Metalloprotease Vsm Is the Major Determinant of Toxicity for Extracellular Products of Vibrio splendidus

ABSTRACT Genomic data combined with reverse genetic approaches have contributed to the characterization of major virulence factors of Vibrio species; however, these studies have targeted primarily human pathogens. Here, we investigate virulence factors in the oyster pathogen Vibrio splendidus LGP32 and show that toxicity is correlated to the presence of a metalloprotease and its corresponding vsm gene. Comparative genomics showed that an avirulent strain closely related to LGP32 lacked the metalloprotease.
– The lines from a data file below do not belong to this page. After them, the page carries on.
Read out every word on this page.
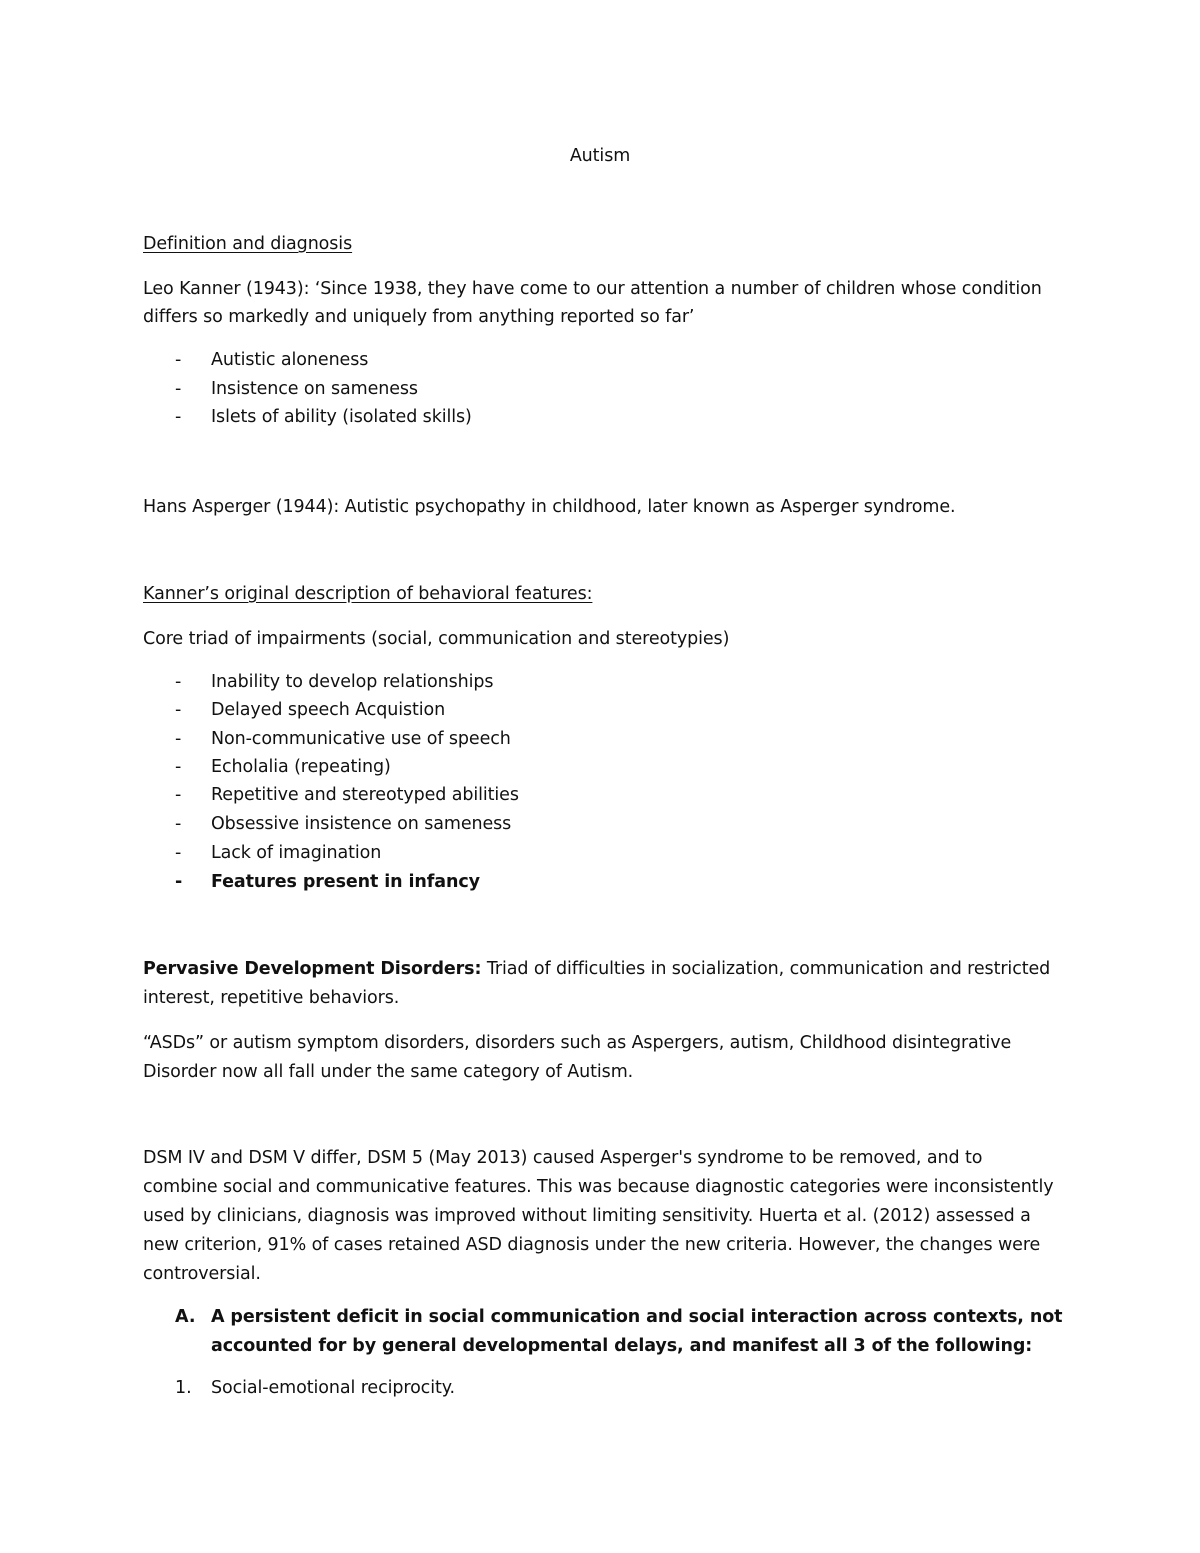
Autism
Definition and diagnosis
Leo Kanner (1943): ‘Since 1938, they have come to our attention a number of children whose condition
differs so markedly and uniquely from anything reported so far’
- Autistic aloneness
- Insistence on sameness
- Islets of ability (isolated skills)
Hans Asperger (1944): Autistic psychopathy in childhood, later known as Asperger syndrome.
Kanner’s original description of behavioral features:
Core triad of impairments (social, communication and stereotypies)
- Inability to develop relationships
- Delayed speech Acquistion
- Non-communicative use of speech
- Echolalia (repeating)
- Repetitive and stereotyped abilities
- Obsessive insistence on sameness
- Lack of imagination
- Features present in infancy
Pervasive Development Disorders: Triad of difficulties in socialization, communication and restricted
interest, repetitive behaviors.
“ASDs” or autism symptom disorders, disorders such as Aspergers, autism, Childhood disintegrative
Disorder now all fall under the same category of Autism.
DSM IV and DSM V differ, DSM 5 (May 2013) caused Asperger's syndrome to be removed, and to
combine social and communicative features. This was because diagnostic categories were inconsistently
used by clinicians, diagnosis was improved without limiting sensitivity. Huerta et al. (2012) assessed a
new criterion, 91% of cases retained ASD diagnosis under the new criteria. However, the changes were
controversial.
A. A persistent deficit in social communication and social interaction across contexts, not
accounted for by general developmental delays, and manifest all 3 of the following:
1. Social-emotional reciprocity.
The toxicity of LGP32 metalloprotease was confirmed by exposing mollusk and mouse fibroblastic cell lines to extracellular products (ECPs) of the wild type (wt) and a vsm deletion mutant (Δvsm mutant). The ECPs of the wt induced a strong cytopathic effect whose severity was cell type dependent, while those of the Δvsm mutant were much less toxic, and exposure to purified protein demonstrated the direct toxicity of the Vsm metalloprotease. Finally, to investigate Vsm molecular targets, a proteomic analysis of the ECPs of both LGP32 and the Δvsm mutant was performed, revealing a number of differentially expressed and/or processed proteins. One of these, the VSA1062 metalloprotease, was found to have significant identity to the immune inhibitor A precursor, a virulence factor of Bacillus thuringiensis. Deletion mutants corresponding to several of the major proteins were constructed by allelic exchange, and the ECPs of these mutants proved to be toxic to both cell cultures and animals. Taken together, these data demonstrate that Vsm is the major toxicity factor in the ECPs of V. splendidus.